# Optimizing for multiple deletions in a large list

The implementation of `List<T>` is optimized for looking up and adding items, so it doesn't perform as well as you might think when a large number of items are deleted from a list of hundreds of thousands.

Here's an example with the following code:

```csharp
using System.Diagnostics;

var list = Enumerable.Range(1, 200000).ToList();

Console.WriteLine(list.Count);


var sw = Stopwatch.StartNew();

var index = 0;
foreach (var item in list.ToArray())
{
    if (item % 3 is 0)
    {
        list.RemoveAt(index);
        index--;
    }

    index++;
}

Console.WriteLine($"{sw.ElapsedMilliseconds} ms");

Console.WriteLine(list.Count);
```

| Output

```csharp
200000
5692 ms
133334
```

On my machine, it took over 5 seconds, even though it was only 200,000.

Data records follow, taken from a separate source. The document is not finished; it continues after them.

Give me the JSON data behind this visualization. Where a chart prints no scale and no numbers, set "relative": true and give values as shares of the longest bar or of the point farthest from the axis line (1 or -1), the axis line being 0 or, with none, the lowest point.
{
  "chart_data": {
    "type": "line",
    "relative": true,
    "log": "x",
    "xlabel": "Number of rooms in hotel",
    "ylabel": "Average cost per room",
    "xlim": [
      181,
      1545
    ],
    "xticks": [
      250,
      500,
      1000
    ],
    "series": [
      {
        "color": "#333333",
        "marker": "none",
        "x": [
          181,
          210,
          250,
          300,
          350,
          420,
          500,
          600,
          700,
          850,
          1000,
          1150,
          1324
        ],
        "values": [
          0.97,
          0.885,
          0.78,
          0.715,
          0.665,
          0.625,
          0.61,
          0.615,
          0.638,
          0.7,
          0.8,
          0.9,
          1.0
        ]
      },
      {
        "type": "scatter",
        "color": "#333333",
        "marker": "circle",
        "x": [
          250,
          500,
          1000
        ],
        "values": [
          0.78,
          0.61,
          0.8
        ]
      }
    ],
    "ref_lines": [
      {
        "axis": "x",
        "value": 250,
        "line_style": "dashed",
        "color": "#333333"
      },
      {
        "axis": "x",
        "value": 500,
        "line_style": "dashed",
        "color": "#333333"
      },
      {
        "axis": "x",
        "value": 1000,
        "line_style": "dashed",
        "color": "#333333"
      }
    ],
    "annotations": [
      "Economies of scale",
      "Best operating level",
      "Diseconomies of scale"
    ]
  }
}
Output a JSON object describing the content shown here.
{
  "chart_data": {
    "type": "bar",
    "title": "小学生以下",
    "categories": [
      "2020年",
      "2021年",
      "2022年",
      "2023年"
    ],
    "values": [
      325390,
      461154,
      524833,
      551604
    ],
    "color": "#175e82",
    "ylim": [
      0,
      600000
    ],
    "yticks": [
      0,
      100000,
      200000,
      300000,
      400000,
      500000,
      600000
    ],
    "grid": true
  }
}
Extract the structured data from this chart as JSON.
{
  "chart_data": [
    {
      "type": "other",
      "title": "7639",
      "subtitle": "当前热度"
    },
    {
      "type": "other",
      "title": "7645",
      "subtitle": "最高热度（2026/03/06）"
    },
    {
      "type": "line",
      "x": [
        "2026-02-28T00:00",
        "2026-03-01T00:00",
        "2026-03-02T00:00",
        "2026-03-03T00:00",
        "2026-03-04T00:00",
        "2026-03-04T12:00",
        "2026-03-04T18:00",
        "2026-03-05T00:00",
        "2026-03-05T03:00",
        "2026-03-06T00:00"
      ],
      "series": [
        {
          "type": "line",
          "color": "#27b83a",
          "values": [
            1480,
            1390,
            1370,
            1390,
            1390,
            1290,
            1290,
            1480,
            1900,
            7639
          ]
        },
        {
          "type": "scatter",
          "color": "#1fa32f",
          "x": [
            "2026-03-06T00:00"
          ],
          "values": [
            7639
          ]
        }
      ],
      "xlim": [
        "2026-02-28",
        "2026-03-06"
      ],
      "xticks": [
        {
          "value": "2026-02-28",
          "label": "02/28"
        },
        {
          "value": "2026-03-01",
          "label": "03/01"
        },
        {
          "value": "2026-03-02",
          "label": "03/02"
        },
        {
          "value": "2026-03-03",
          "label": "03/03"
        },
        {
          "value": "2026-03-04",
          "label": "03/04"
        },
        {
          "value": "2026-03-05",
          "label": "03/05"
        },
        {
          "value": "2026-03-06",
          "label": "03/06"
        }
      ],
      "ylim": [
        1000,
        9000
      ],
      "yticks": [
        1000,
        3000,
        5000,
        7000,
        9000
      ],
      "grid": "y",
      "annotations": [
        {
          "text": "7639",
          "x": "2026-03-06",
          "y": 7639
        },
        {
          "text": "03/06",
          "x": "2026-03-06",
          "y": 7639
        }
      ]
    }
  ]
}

Because the internal implementation of `List<T>` is an array, when an item is deleted, the array is copied internally for correct array indexing.

The following code can significantly improve processing time (but only if the order of the items doesn't matter, since deleting reverses the order of the items).

```csharp
using System.Diagnostics;

var list = Enumerable.Range(1, 200000).ToList();

Console.WriteLine(list.Count);


var sw = Stopwatch.StartNew();

var index = 0;
foreach (var item in list.ToArray())
{
    if (item % 3 is 0)
    {
        list.RemoveUnorderedAt(index);
        index--;
    }
    index++;
}

Console.WriteLine($"{sw.ElapsedMilliseconds} ms");

Console.WriteLine(list.Count);


public static class ListExtensions
{
    public static void RemoveUnorderedAt<T>(this List<T> list, int index)
    {
        list[index] = list[^1];
        list.RemoveAt(list.Count - 1);
    }
}
```

| Output

```csharp
200000
1 ms
133334
```

The reason for this speedup is that the implementation of `List<T>` moves the last item to the delete item location and deletes the last item, eliminating the need to copy the array.